Poco más. Tres frases directas y cortantes en su objetiva naturalidad. Sin los aspavientos a que nos tiene acostumbrados nuestra tradición poética occidental, tan dada a los excesos y exageraciones de todo tipo. En Occidente, no hay lírica sin teatralidad, sin artificiosidad y sin, en última instancia, falsa representación. El haiku japonés, por el contrario, se esfuerza en experimentar la realidad tal y como es, sin el pesado fardo de nuestros prejuicios. Y, sin embargo, es al mismo tiempo perfectamente consciente de que, al percibir el mundo que nos rodea, lo hacemos siempre desde nuestra propia experiencia personal. El autor y sus sentimientos están siempre ahí, pero de forma sutil e indirecta. El haiku es, incluso más que otras tradiciones poéticas, una forma de meditación.

Por lo demás, en lo que respecta a la métrica, se hace bien difícil cumplir con los requisitos académicos de escribir tres versos de 5, 7 y 5 sílabas cuando uno escribe en castellano. Sencillamente, los idiomas son muy distintos (y, todo hay que reconocerlo, uno no es más que un aprendiz de brujo cuando se trata de escribir poemas). Así pues, prefiero ignorar las reglas métricas y apostar por el verso libre, eso sí, cumpliendo por otro lado con religiosidad el precepto de los tres versos y, dentro de lo posible, el papel fundamental del último verso como golpe final. Para mí, lo central del haiku no es tanto la métrica como su filosofía y su estilo.

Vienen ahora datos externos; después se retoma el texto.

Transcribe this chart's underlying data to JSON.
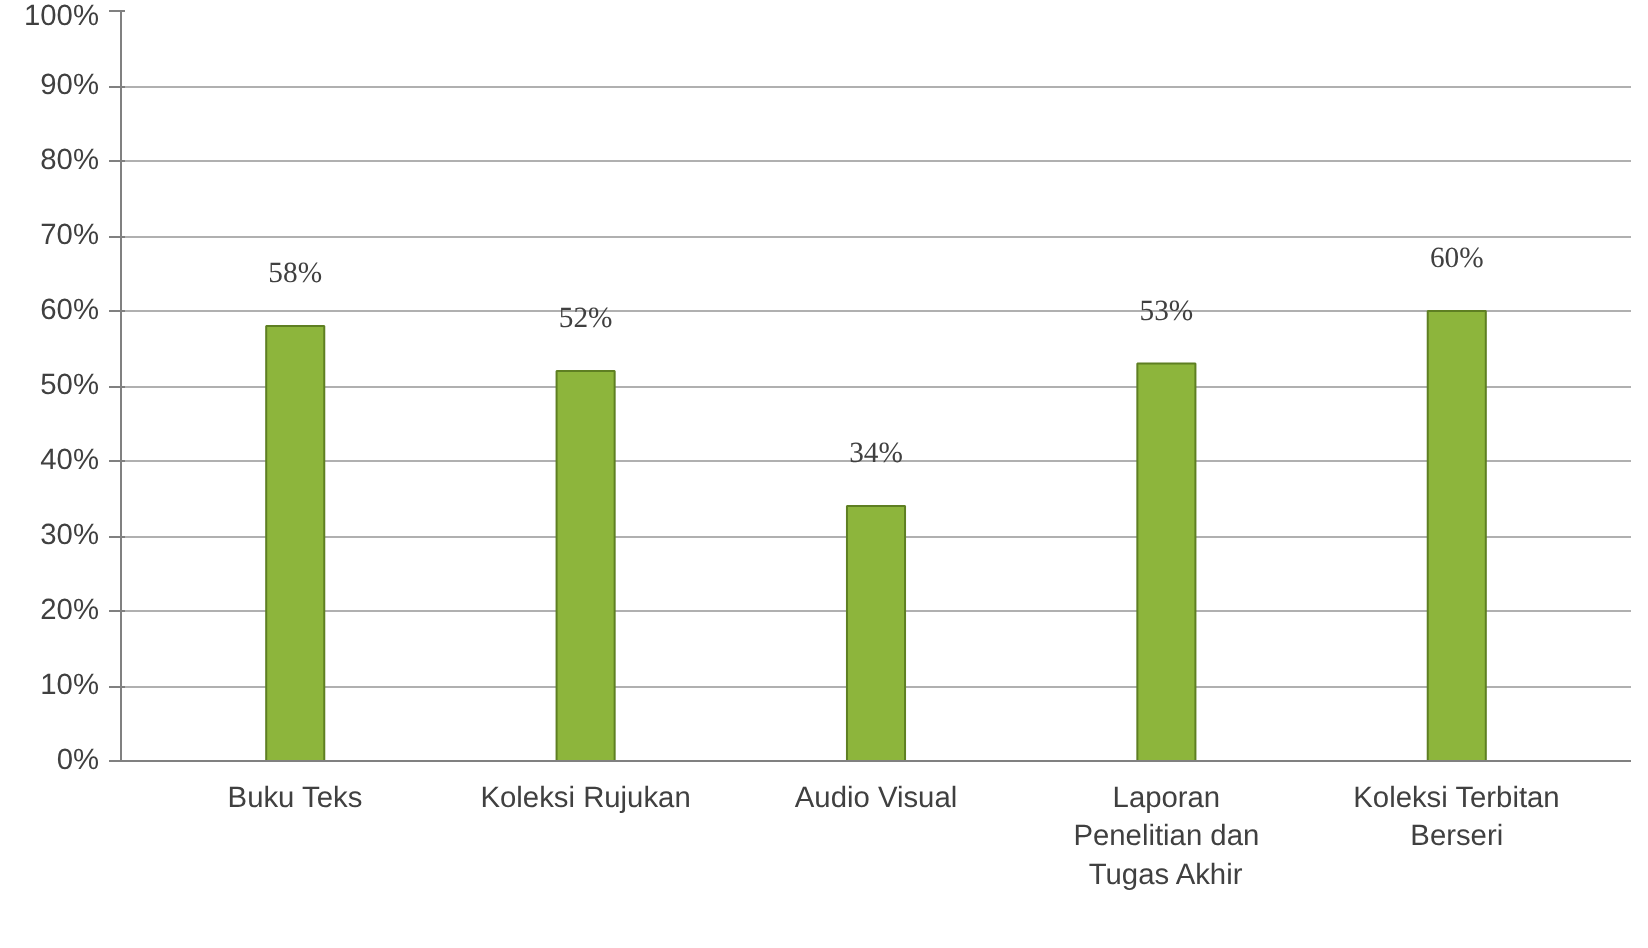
{
  "chart_data": {
    "type": "bar",
    "categories": [
      "Buku Teks",
      "Koleksi Rujukan",
      "Audio Visual",
      "Laporan Penelitian dan Tugas Akhir",
      "Koleksi Terbitan Berseri"
    ],
    "values": [
      58,
      52,
      34,
      53,
      60
    ],
    "value_labels": [
      "58%",
      "52%",
      "34%",
      "53%",
      "60%"
    ],
    "color": "#8db53c",
    "ylim": [
      0,
      100
    ],
    "yticks": [
      {
        "value": 0,
        "label": "0%"
      },
      {
        "value": 10,
        "label": "10%"
      },
      {
        "value": 20,
        "label": "20%"
      },
      {
        "value": 30,
        "label": "30%"
      },
      {
        "value": 40,
        "label": "40%"
      },
      {
        "value": 50,
        "label": "50%"
      },
      {
        "value": 60,
        "label": "60%"
      },
      {
        "value": 70,
        "label": "70%"
      },
      {
        "value": 80,
        "label": "80%"
      },
      {
        "value": 90,
        "label": "90%"
      },
      {
        "value": 100,
        "label": "100%"
      }
    ],
    "grid": "y"
  }
}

Los poemas reunidos aquí en un solo volumen fueron escritos un poco a vuelapluma mientras paseaba por los alrededores de Saint Paul (Minnesota, EEUU) las cuatro estaciones del año. Soy, por naturaleza, paseante, al igual que soy lector y escritor. Ninguna de las tres cosas las hago bien, pero sin ninguna de ellas lograría ser feliz. El caso es que con estos versos intenté captar, mal que bien, un determinado instante del perpetuo fluir que es la vida. De ahí que decidiera titular el presente volumen con el título Destellos, pues al fin y al cabo ésa es la naturaleza del haiku. Son destellos o fogonazos que nos llegan en un breve momento de inspiración.